My parents went home before Shloshim was over. I was surprised to learn they had been approached by various people about my future. Apparently I was considered a good catch and people were just waiting for me to get through the grieving process.
I got married after my first year of university. I had never really lived on my own in an environment where I was completely responsible for myself. I needed the last 6 months to learn what it was like to live and depend on
me. I needed to learn who I am because for the last 15+ years my life has always been about 'we'. I needed to grow, develop and become a better stronger person before I could ever look for the right person to be with me and
raise Channah. I needed time to learn how to be a single parent. I needed time to grieve and figure out how to pick up the pieces. I needed to take huge scary steps in order to move forward. I am very proud of what I have accomplished. I am also grateful to all of the outside help that has made it possible.

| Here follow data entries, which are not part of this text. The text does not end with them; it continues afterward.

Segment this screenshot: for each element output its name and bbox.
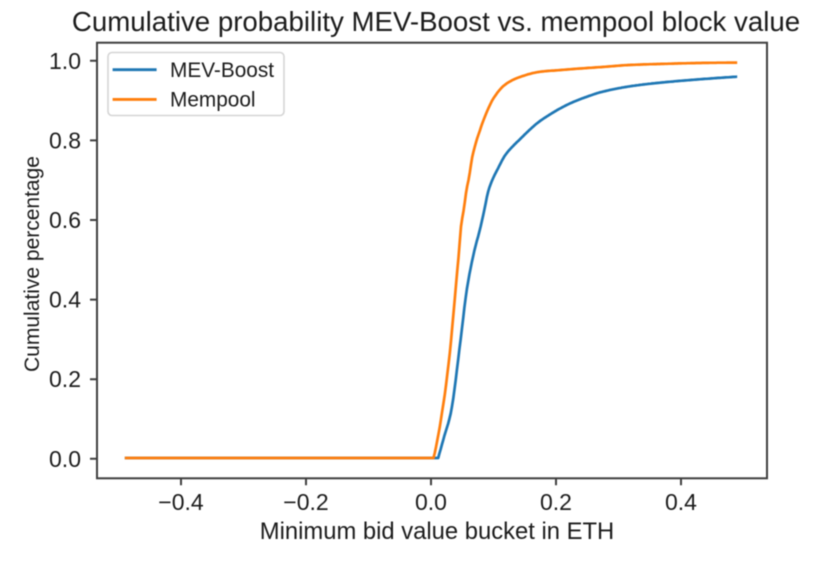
svg-text:1.0: 1.0	[49, 48, 81, 74]
svg-text:Mempool: Mempool	[170, 89, 256, 112]
svg-text:0.4: 0.4	[49, 287, 81, 313]
svg-text:0.4: 0.4	[665, 489, 697, 515]
svg-text:Cumulative percentage: Cumulative percentage	[21, 156, 44, 372]
svg-text:−0.2: −0.2	[283, 489, 328, 515]
svg-text:0.0: 0.0	[415, 489, 447, 515]
svg-text:MEV-Boost: MEV-Boost	[170, 59, 274, 82]
svg-text:0.0: 0.0	[49, 446, 81, 472]
svg-text:0.2: 0.2	[540, 489, 572, 515]
svg-text:−0.4: −0.4	[158, 489, 204, 515]
svg-text:Minimum bid value bucket in ET: Minimum bid value bucket in ETH	[260, 518, 614, 545]
svg-text:Cumulative probability MEV-Boo: Cumulative probability MEV-Boost vs. mem…	[72, 6, 800, 37]
svg-text:0.6: 0.6	[49, 207, 81, 233]
svg-text:0.8: 0.8	[49, 127, 81, 153]
svg-text:0.2: 0.2	[49, 366, 81, 392]
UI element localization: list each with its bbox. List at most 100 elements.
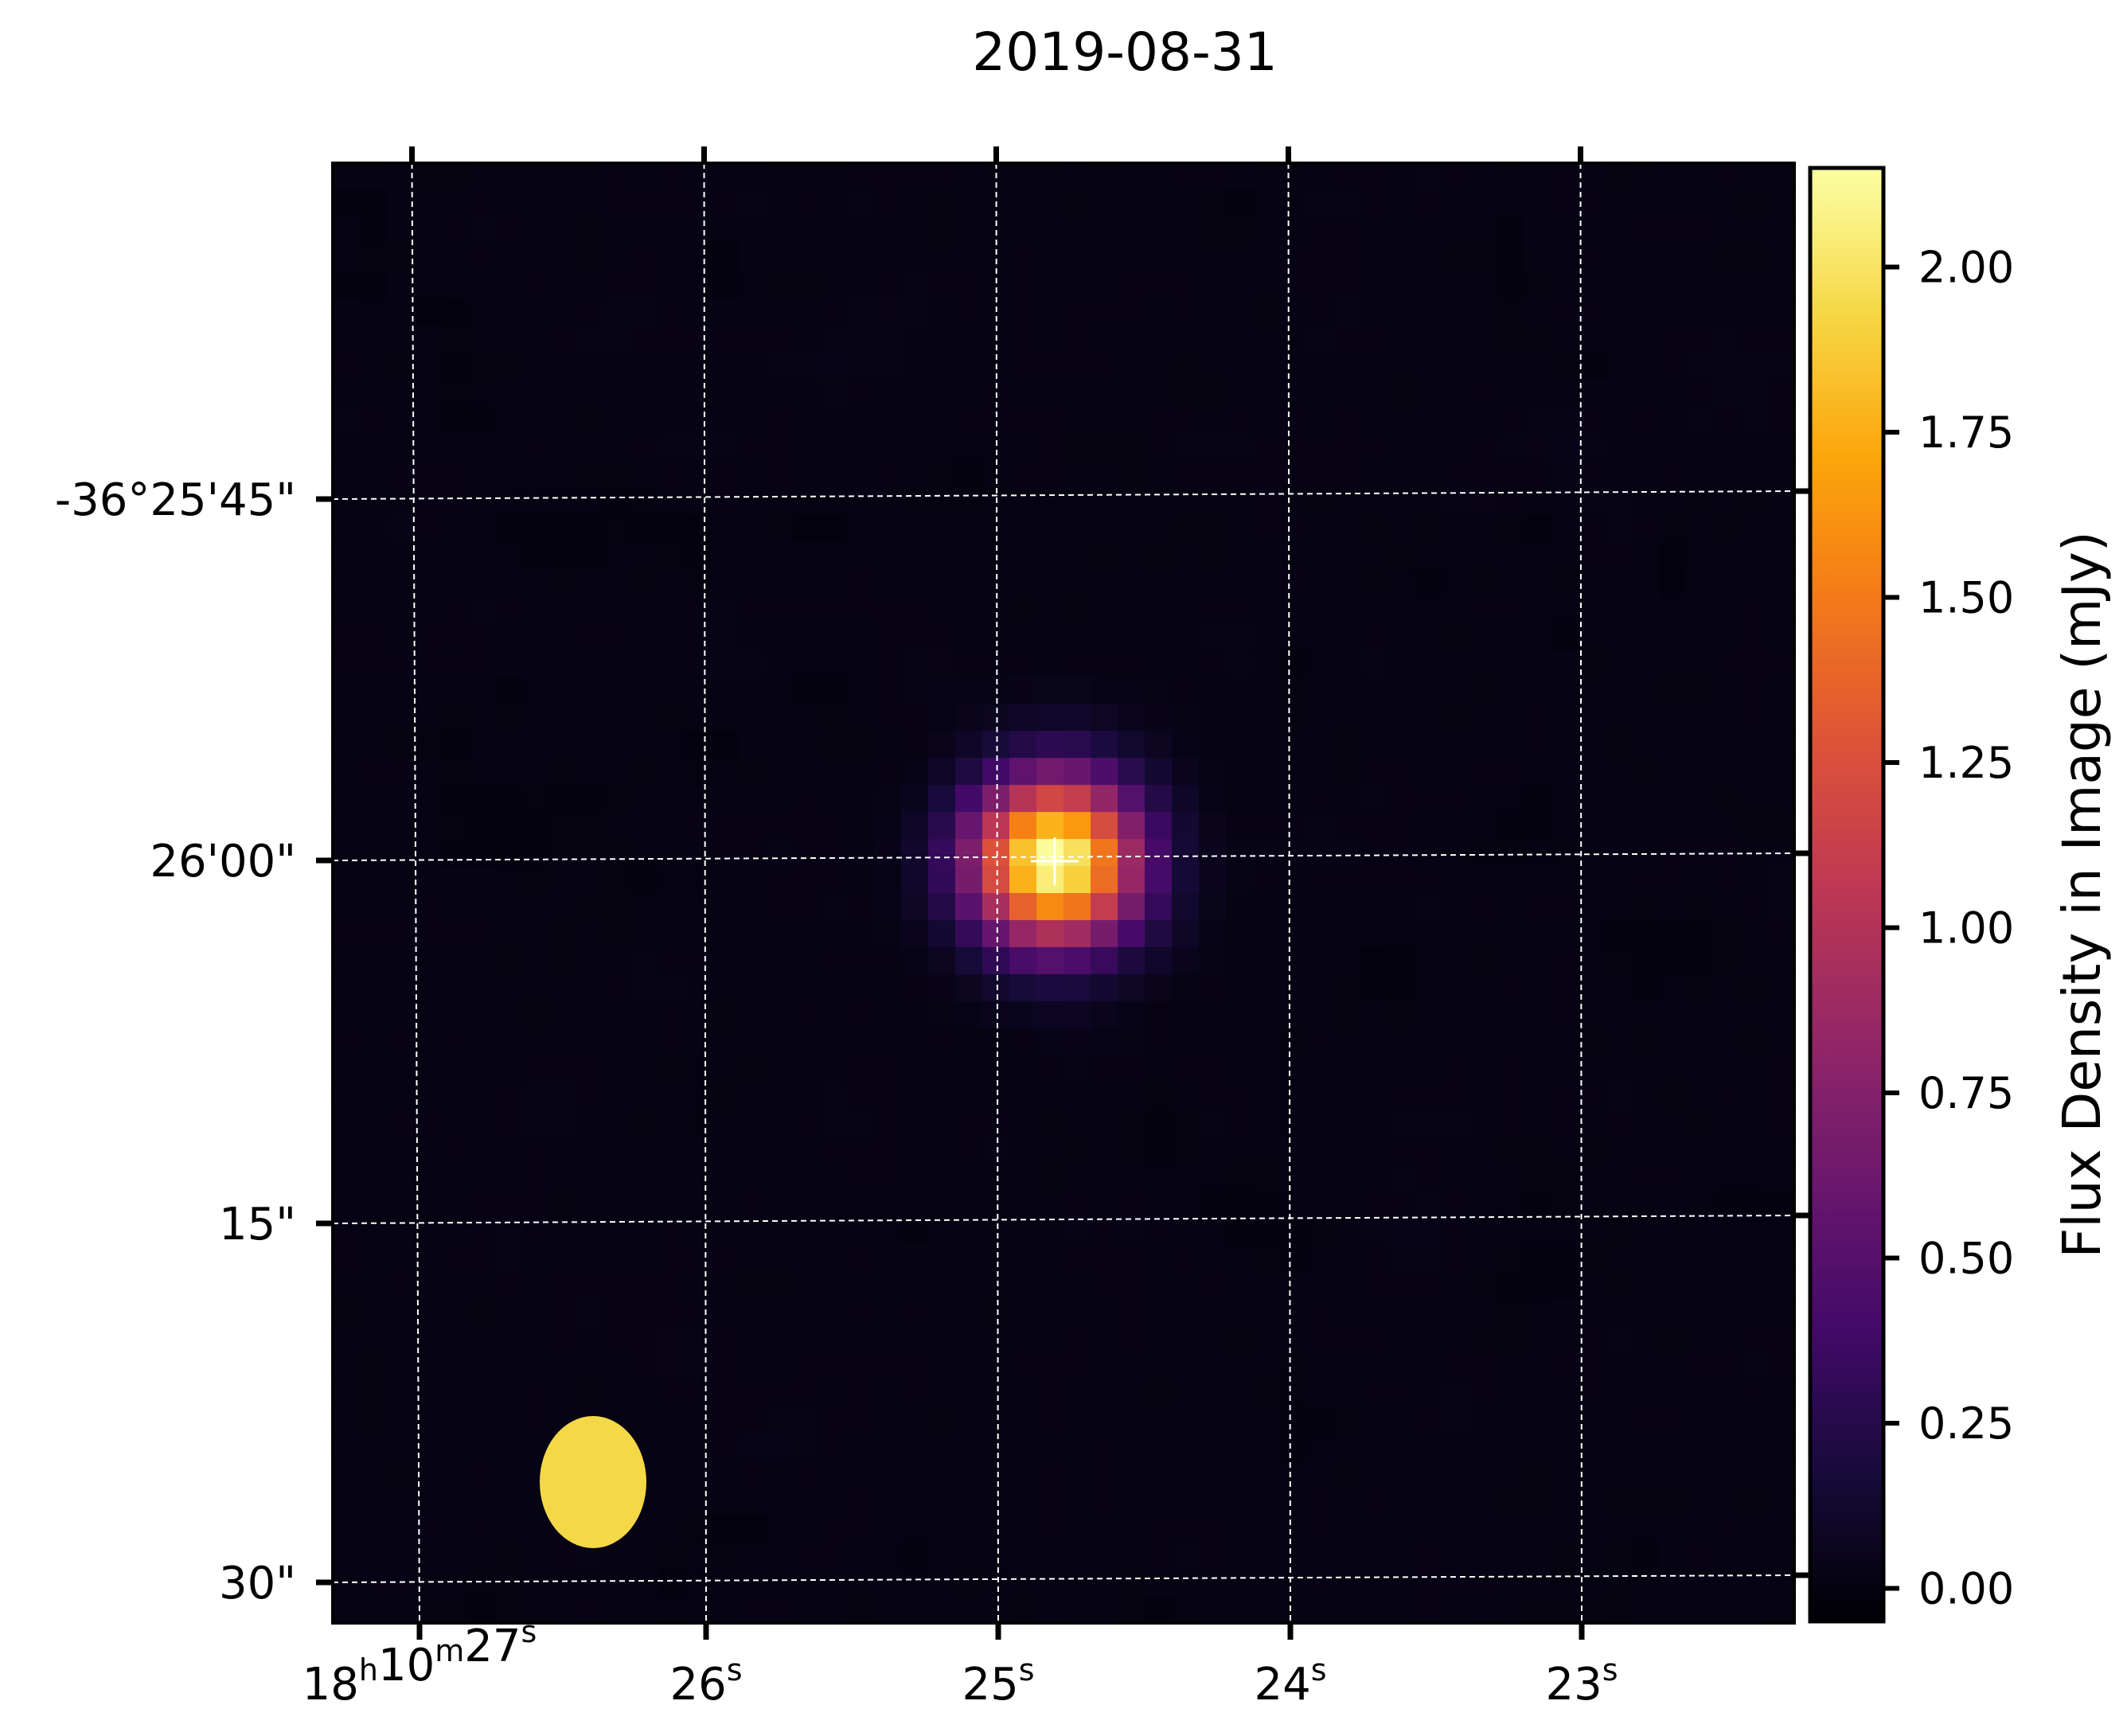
- heatmap-cell: [982, 1244, 1010, 1273]
- heatmap-cell: [658, 973, 685, 1002]
- heatmap-cell: [333, 650, 361, 677]
- heatmap-cell: [1524, 1082, 1551, 1110]
- grid-line-dec: [332, 1574, 1795, 1583]
- heatmap-cell: [441, 677, 469, 704]
- heatmap-cell: [414, 1055, 442, 1083]
- heatmap-cell: [955, 1136, 983, 1164]
- heatmap-cell: [1280, 1542, 1308, 1570]
- heatmap-cell: [1469, 1001, 1497, 1029]
- heatmap-cell: [793, 1217, 821, 1246]
- heatmap-cell: [1307, 1082, 1335, 1110]
- heatmap-cell: [1686, 1271, 1714, 1300]
- heatmap-cell: [1415, 919, 1443, 948]
- heatmap-cell: [658, 298, 685, 326]
- heatmap-cell: [1497, 1542, 1524, 1570]
- heatmap-cell: [955, 1298, 983, 1326]
- heatmap-cell: [1172, 1001, 1200, 1029]
- heatmap-cell: [1091, 406, 1118, 435]
- heatmap-cell: [1551, 1109, 1579, 1137]
- heatmap-cell: [1632, 433, 1660, 462]
- heatmap-cell: [1442, 163, 1470, 191]
- heatmap-cell: [820, 1136, 848, 1164]
- heatmap-cell: [685, 622, 712, 650]
- heatmap-cell: [1091, 217, 1118, 245]
- heatmap-cell: [603, 893, 631, 921]
- heatmap-cell: [1091, 1082, 1118, 1110]
- heatmap-cell: [658, 622, 685, 650]
- heatmap-cell: [1686, 973, 1714, 1002]
- heatmap-cell: [1334, 1271, 1362, 1300]
- heatmap-cell: [820, 731, 848, 759]
- heatmap-cell: [1767, 406, 1795, 435]
- heatmap-cell: [1767, 1028, 1795, 1056]
- heatmap-cell: [1415, 1136, 1443, 1164]
- heatmap-cell: [1632, 406, 1660, 435]
- heatmap-cell: [1172, 1055, 1200, 1083]
- heatmap-cell: [1713, 1109, 1741, 1137]
- heatmap-cell: [1091, 839, 1118, 867]
- heatmap-cell: [739, 1271, 767, 1300]
- grid-line-ra: [1579, 162, 1583, 1624]
- heatmap-cell: [847, 379, 875, 408]
- heatmap-cell: [630, 163, 658, 191]
- heatmap-cell: [1280, 1055, 1308, 1083]
- heatmap-cell: [603, 1325, 631, 1353]
- heatmap-cell: [1632, 1596, 1660, 1624]
- heatmap-cell: [630, 217, 658, 245]
- heatmap-cell: [847, 1190, 875, 1219]
- heatmap-cell: [1361, 622, 1389, 650]
- heatmap-cell: [1226, 1271, 1254, 1300]
- heatmap-cell: [1307, 812, 1335, 840]
- heatmap-cell: [1632, 568, 1660, 596]
- heatmap-cell: [603, 839, 631, 867]
- heatmap-cell: [1361, 433, 1389, 462]
- heatmap-cell: [901, 919, 929, 948]
- heatmap-cell: [1253, 1434, 1281, 1461]
- heatmap-cell: [1578, 1001, 1606, 1029]
- heatmap-cell: [1253, 352, 1281, 380]
- heatmap-cell: [1388, 677, 1416, 704]
- heatmap-cell: [712, 1542, 740, 1570]
- heatmap-cell: [1767, 1596, 1795, 1624]
- heatmap-cell: [874, 1298, 902, 1326]
- heatmap-cell: [1713, 298, 1741, 326]
- heatmap-cell: [1497, 1406, 1524, 1434]
- heatmap-cell: [901, 1244, 929, 1273]
- heatmap-cell: [874, 271, 902, 299]
- heatmap-cell: [1334, 1109, 1362, 1137]
- heatmap-cell: [576, 1190, 604, 1219]
- heatmap-cell: [603, 271, 631, 299]
- heatmap-cell: [1442, 1109, 1470, 1137]
- heatmap-cell: [1064, 1244, 1091, 1273]
- heatmap-cell: [1226, 677, 1254, 704]
- heatmap-cell: [441, 1515, 469, 1543]
- heatmap-cell: [495, 1136, 523, 1164]
- heatmap-cell: [982, 1596, 1010, 1624]
- heatmap-cell: [766, 946, 794, 975]
- heatmap-cell: [1064, 379, 1091, 408]
- heatmap-cell: [468, 1082, 496, 1110]
- heatmap-cell: [658, 514, 685, 543]
- heatmap-cell: [1009, 704, 1037, 731]
- heatmap-cell: [360, 704, 388, 731]
- heatmap-cell: [1713, 1136, 1741, 1164]
- heatmap-cell: [576, 514, 604, 543]
- heatmap-cell: [685, 919, 712, 948]
- heatmap-cell: [1253, 704, 1281, 731]
- heatmap-cell: [1740, 866, 1768, 894]
- heatmap-cell: [1605, 406, 1633, 435]
- heatmap-cell: [1578, 1163, 1606, 1192]
- heatmap-cell: [658, 595, 685, 623]
- heatmap-cell: [658, 785, 685, 813]
- heatmap-cell: [1091, 1596, 1118, 1624]
- heatmap-cell: [928, 298, 956, 326]
- heatmap-cell: [441, 1109, 469, 1137]
- heatmap-cell: [1497, 622, 1524, 650]
- heatmap-cell: [1578, 1298, 1606, 1326]
- heatmap-cell: [333, 1136, 361, 1164]
- heatmap-cell: [928, 1001, 956, 1029]
- heatmap-cell: [658, 541, 685, 570]
- heatmap-cell: [1036, 973, 1064, 1002]
- heatmap-cell: [1767, 893, 1795, 921]
- heatmap-cell: [468, 217, 496, 245]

Throughout the entire time there has been one person who has been my anchor on the darkest days and my sunshine that let me know that the dark days would give way to less dark days. She has shown me that I am allowed to be happy, even though there will always be a part of my heart that will always miss Rachel. She has invigorated Channah with a special energy that has allowed her to act and feel like a kid again. It is something that I haven't seen in a very long time.
When your wife is going through major depression, you have conversations that go to dark places that are often not found in a marriage. Rachel told me who I would end up with, if anything happened to her. She spent the Friday before she died agonizing over the question of who's Channah's guardians should be. I firmly believe she had the piece of mind knowing that I had what I needed to look after Channah before she began the journey that she had longed for to go and look after Gabi.
Peri was Rachel's best friend from the time they were little kids. She has been my close friend for 20 years. She has always been someone with all of the attributes of a true friend. Last week we saw the Tigers show the Blue Jays why they are in first place and the Blue Jays are in last place. We also saw a bench clearing brawl and Colby Rasmus sending Omar Infante on a trip to the DL. It was our first date and yes we did have hot dogs. Channah understands what is going on and is absolutely thrilled.
I have learned the hard way that life doesn't go as planned. Right now I am grateful and thrilled that Peri is in my life and we have decided to take this step so our relationship to grow even more.